Secondly, there's no real way to test the suggested issue resolution instructions, because you'd need actual problems to solve to gauge the effectiveness. The application does let you simulate issues and view resolution details, but there's no easy way to determine how the recommended solutions work without creating real issues--something I was not willing to do for the purposes of this article.

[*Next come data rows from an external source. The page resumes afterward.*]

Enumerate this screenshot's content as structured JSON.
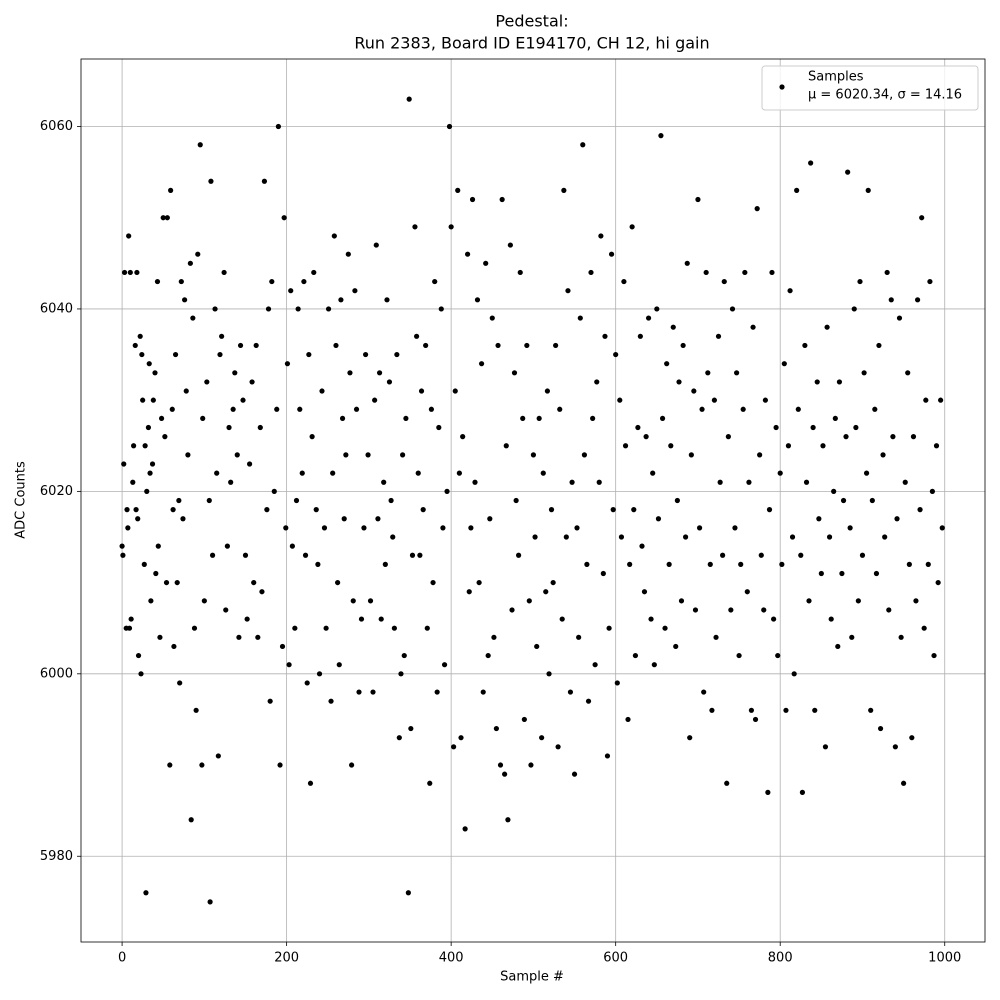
{
  "chart_data": {
    "type": "scatter",
    "title": "Pedestal:",
    "subtitle": "Run 2383, Board ID E194170, CH 12, hi gain",
    "x_label": "Sample #",
    "y_label": "ADC Counts",
    "xlim": [
      -49.95,
      1048.95
    ],
    "ylim": [
      5970.6,
      6067.4
    ],
    "xticks": [
      0,
      200,
      400,
      600,
      800,
      1000
    ],
    "yticks": [
      5980,
      6000,
      6020,
      6040,
      6060
    ],
    "grid": true,
    "legend": "upper right",
    "annotation": "μ = 6020.34, σ = 14.16",
    "series": [
      {
        "name": "Samples",
        "color": "#000000",
        "x": [
          0,
          1,
          2,
          3,
          5,
          6,
          7,
          8,
          9,
          10,
          11,
          13,
          14,
          16,
          17,
          18,
          19,
          20,
          22,
          23,
          24,
          25,
          27,
          28,
          29,
          30,
          32,
          33,
          34,
          35,
          37,
          38,
          40,
          41,
          43,
          44,
          46,
          48,
          50,
          52,
          54,
          55,
          58,
          59,
          61,
          62,
          63,
          65,
          67,
          69,
          70,
          72,
          74,
          76,
          78,
          80,
          83,
          84,
          86,
          88,
          90,
          92,
          95,
          97,
          98,
          100,
          103,
          106,
          107,
          108,
          110,
          113,
          115,
          117,
          119,
          121,
          124,
          126,
          128,
          130,
          132,
          135,
          137,
          140,
          142,
          144,
          147,
          150,
          152,
          155,
          158,
          160,
          163,
          165,
          168,
          170,
          173,
          176,
          178,
          180,
          182,
          185,
          188,
          190,
          192,
          195,
          197,
          199,
          201,
          203,
          205,
          207,
          210,
          212,
          214,
          216,
          219,
          221,
          223,
          225,
          227,
          229,
          231,
          233,
          236,
          238,
          240,
          243,
          246,
          248,
          251,
          254,
          256,
          258,
          260,
          262,
          264,
          266,
          268,
          270,
          272,
          275,
          277,
          279,
          281,
          283,
          285,
          288,
          291,
          294,
          296,
          299,
          302,
          305,
          307,
          309,
          311,
          313,
          315,
          318,
          320,
          322,
          325,
          327,
          329,
          331,
          334,
          337,
          339,
          341,
          343,
          345,
          348,
          349,
          351,
          353,
          356,
          358,
          360,
          362,
          364,
          366,
          369,
          371,
          374,
          376,
          378,
          380,
          383,
          385,
          388,
          390,
          392,
          395,
          398,
          400,
          403,
          405,
          408,
          410,
          412,
          414,
          417,
          420,
          422,
          424,
          426,
          429,
          432,
          434,
          437,
          439,
          442,
          445,
          447,
          450,
          452,
          455,
          457,
          460,
          462,
          465,
          467,
          469,
          472,
          474,
          477,
          479,
          482,
          484,
          487,
          489,
          492,
          495,
          497,
          500,
          502,
          504,
          507,
          510,
          512,
          515,
          517,
          519,
          522,
          524,
          527,
          530,
          532,
          535,
          537,
          540,
          542,
          545,
          547,
          550,
          553,
          555,
          557,
          560,
          562,
          565,
          567,
          570,
          572,
          575,
          577,
          580,
          582,
          585,
          587,
          590,
          592,
          595,
          597,
          600,
          602,
          605,
          607,
          610,
          612,
          615,
          617,
          620,
          622,
          624,
          627,
          630,
          632,
          635,
          637,
          640,
          643,
          645,
          647,
          650,
          652,
          655,
          657,
          660,
          662,
          665,
          667,
          670,
          673,
          675,
          677,
          680,
          682,
          685,
          687,
          690,
          692,
          695,
          697,
          700,
          702,
          705,
          707,
          710,
          712,
          715,
          717,
          720,
          722,
          725,
          727,
          730,
          732,
          735,
          737,
          740,
          742,
          745,
          747,
          750,
          752,
          755,
          757,
          760,
          762,
          765,
          767,
          770,
          772,
          775,
          777,
          780,
          782,
          785,
          787,
          790,
          792,
          795,
          797,
          800,
          802,
          805,
          807,
          810,
          812,
          815,
          817,
          820,
          822,
          825,
          827,
          830,
          832,
          835,
          837,
          840,
          842,
          845,
          847,
          850,
          852,
          855,
          857,
          860,
          862,
          865,
          867,
          870,
          872,
          875,
          877,
          880,
          882,
          885,
          887,
          890,
          892,
          895,
          897,
          900,
          902,
          905,
          907,
          910,
          912,
          915,
          917,
          920,
          922,
          925,
          927,
          930,
          932,
          935,
          937,
          940,
          942,
          945,
          947,
          950,
          952,
          955,
          957,
          960,
          962,
          965,
          967,
          970,
          972,
          975,
          977,
          980,
          982,
          985,
          987,
          990,
          992,
          995,
          997
        ],
        "values": [
          6014,
          6013,
          6023,
          6044,
          6005,
          6018,
          6016,
          6048,
          6005,
          6044,
          6006,
          6021,
          6025,
          6036,
          6018,
          6044,
          6017,
          6002,
          6037,
          6000,
          6035,
          6030,
          6012,
          6025,
          5976,
          6020,
          6027,
          6034,
          6022,
          6008,
          6023,
          6030,
          6033,
          6011,
          6043,
          6014,
          6004,
          6028,
          6050,
          6026,
          6010,
          6050,
          5990,
          6053,
          6029,
          6018,
          6003,
          6035,
          6010,
          6019,
          5999,
          6043,
          6017,
          6041,
          6031,
          6024,
          6045,
          5984,
          6039,
          6005,
          5996,
          6046,
          6058,
          5990,
          6028,
          6008,
          6032,
          6019,
          5975,
          6054,
          6013,
          6040,
          6022,
          5991,
          6035,
          6037,
          6044,
          6007,
          6014,
          6027,
          6021,
          6029,
          6033,
          6024,
          6004,
          6036,
          6030,
          6013,
          6006,
          6023,
          6032,
          6010,
          6036,
          6004,
          6027,
          6009,
          6054,
          6018,
          6040,
          5997,
          6043,
          6020,
          6029,
          6060,
          5990,
          6003,
          6050,
          6016,
          6034,
          6001,
          6042,
          6014,
          6005,
          6019,
          6040,
          6029,
          6022,
          6043,
          6013,
          5999,
          6035,
          5988,
          6026,
          6044,
          6018,
          6012,
          6000,
          6031,
          6016,
          6005,
          6040,
          5997,
          6022,
          6048,
          6036,
          6010,
          6001,
          6041,
          6028,
          6017,
          6024,
          6046,
          6033,
          5990,
          6008,
          6042,
          6029,
          5998,
          6006,
          6016,
          6035,
          6024,
          6008,
          5998,
          6030,
          6047,
          6017,
          6033,
          6006,
          6021,
          6012,
          6041,
          6032,
          6019,
          6015,
          6005,
          6035,
          5993,
          6000,
          6024,
          6002,
          6028,
          5976,
          6063,
          5994,
          6013,
          6049,
          6037,
          6022,
          6013,
          6031,
          6018,
          6036,
          6005,
          5988,
          6029,
          6010,
          6043,
          5998,
          6027,
          6040,
          6016,
          6001,
          6020,
          6060,
          6049,
          5992,
          6031,
          6053,
          6022,
          5993,
          6026,
          5983,
          6046,
          6009,
          6016,
          6052,
          6021,
          6041,
          6010,
          6034,
          5998,
          6045,
          6002,
          6017,
          6039,
          6004,
          5994,
          6036,
          5990,
          6052,
          5989,
          6025,
          5984,
          6047,
          6007,
          6033,
          6019,
          6013,
          6044,
          6028,
          5995,
          6036,
          6008,
          5990,
          6024,
          6015,
          6003,
          6028,
          5993,
          6022,
          6009,
          6031,
          6000,
          6018,
          6010,
          6036,
          5992,
          6029,
          6006,
          6053,
          6015,
          6042,
          5998,
          6021,
          5989,
          6016,
          6004,
          6039,
          6058,
          6024,
          6012,
          5997,
          6044,
          6028,
          6001,
          6032,
          6021,
          6048,
          6011,
          6037,
          5991,
          6005,
          6046,
          6018,
          6035,
          5999,
          6030,
          6015,
          6043,
          6025,
          5995,
          6012,
          6049,
          6018,
          6002,
          6027,
          6037,
          6014,
          6009,
          6026,
          6039,
          6006,
          6022,
          6001,
          6040,
          6017,
          6059,
          6028,
          6005,
          6034,
          6012,
          6025,
          6038,
          6003,
          6019,
          6032,
          6008,
          6036,
          6015,
          6045,
          5993,
          6024,
          6031,
          6007,
          6052,
          6016,
          6029,
          5998,
          6044,
          6033,
          6012,
          5996,
          6030,
          6004,
          6037,
          6021,
          6013,
          6043,
          5988,
          6026,
          6007,
          6040,
          6016,
          6033,
          6002,
          6012,
          6029,
          6044,
          6009,
          6021,
          5996,
          6038,
          5995,
          6051,
          6024,
          6013,
          6007,
          6030,
          5987,
          6018,
          6044,
          6006,
          6027,
          6002,
          6022,
          6012,
          6034,
          5996,
          6025,
          6042,
          6015,
          6000,
          6053,
          6029,
          6013,
          5987,
          6036,
          6021,
          6008,
          6056,
          6027,
          5996,
          6032,
          6017,
          6011,
          6025,
          5992,
          6038,
          6015,
          6006,
          6020,
          6028,
          6003,
          6032,
          6011,
          6019,
          6026,
          6055,
          6016,
          6004,
          6040,
          6027,
          6008,
          6043,
          6013,
          6033,
          6022,
          6053,
          5996,
          6019,
          6029,
          6011,
          6036,
          5994,
          6024,
          6015,
          6044,
          6007,
          6041,
          6026,
          5992,
          6017,
          6039,
          6004,
          5988,
          6021,
          6033,
          6012,
          5993,
          6026,
          6008,
          6041,
          6018,
          6050,
          6005,
          6030,
          6012,
          6043,
          6020,
          6002,
          6025,
          6010,
          6030,
          6016
        ]
      }
    ]
  }
}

Some of the resolution instructions provided also appear to describe the simplest ways to fix issues, but not necessarily the most effective. For instance, after simulating the Card Memory Full warning, I was instructed to go into my media application and delete images one by one to free up memory. This could take a substantial chunk of time. The best way to quickly delete images or other media is to simply connect your BlackBerry to a PC and use RIM's Desktop Manager software to delete all the images you want to remove in one fell swoop.
Overall, the application delivers on its promise to help BlackBerry users address and possibly resolve their own issues, and its ability to send screen shots and various BlackBerry diagnostics is sure to reduce the time it takes for IT to fix problems that users can't on their own. myBoxTone Expert has the potential to be a particularly valuable tool for organizations that deploy many BlackBerrys to novice or less-tech-savvy users.